Opinions on Alternatives to Cisco Routers?
An anonymous reader asks: "I'm currently working on a project that is 'partnered' with Cisco. Despite that they make good routers, the company's relatively large size does not appear to be willing to meeting unique, customized, requirements. So what are your opinions of the alternatives: 3com, Juniper, etc? Anyone had bad/good experience with these companies? Are all their routers really essentially the same? How about comparative performance with totally customized routing solutions via Linux+Zebra or some other open solution?"
In my experience, Cisco can meet basically any NEED you have. A good sales engineer can fulfill almost any scenario and guarantee that it will work. The biggest downside with Cisco is, undeniably, price.
:).
Matching the featureset of a cisco installation with zebra? easy.
Matching the performance of a cisco box with Linux and Zebra? uh-uh. Not gonna happen. For a small installations maybe, but not when performance or load is involved.
Why? Cisco does everything in hardware (ASICS). You can't meet performance like that with a PCI nic and the various bottlenecks associated with standard PC-based architecture. Juniper realized this and made a business model out of it.
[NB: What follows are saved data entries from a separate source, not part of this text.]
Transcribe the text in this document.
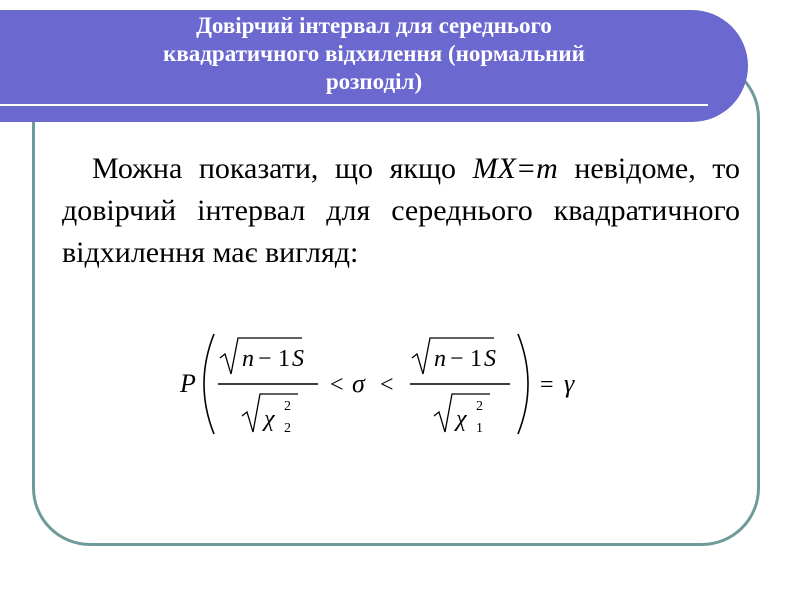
Довірчий інтервал для середнього
квадратичного відхилення (нормальний
розподіл)

Можна показати, що якщо MX=m невідоме, то довірчий інтервал для середнього квадратичного відхилення має вигляд:

P
n − 1 S
χ 2
2
< σ <
n − 1 S
χ 2
1
= γ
The took some open-source OS (which I can't remember right now - BSD?) and added support for network-task specific hardware. They can match cisco on performance and load-capability if not on product line. And they do it for ALOT less. My suggestion - take a look at juniper, then throw the juni quote back in your Cisco reps face. See if you can get him to bend a little
Juniper now has both service provider and
enterprise products, including industry leading firewall/security
boxes, SSL remote access, and small access routers.
These are priced right and have
advantages over cisco, not the least
being that Juniper is a responsive and
fast moving company.
p
Core Network:
Juniper
Layer 2/3 routers: (Can still perform all router functions, but are cheaper per-port)
Riverstone Networks
Extreme Networks
I wouldn't recommend anyone else. Alcatel, Foundry, and 3COM haven't really impressed me.
Interestng note, Qwest uses Juniper M20/40s in their core OC28 network. Juniper, IMHO, is the only real Cisco competitor for a network backbone. And, Juniper uses a BSD OS on their routers.
I've had good experience with riverstone support.
I work in an environment where we see many different router vendors every month. Riverstone seems to be the ones who stick around. Also, you might not have heard of them because they sell mostly MAN (Metro area networks) which are most deployed abroad.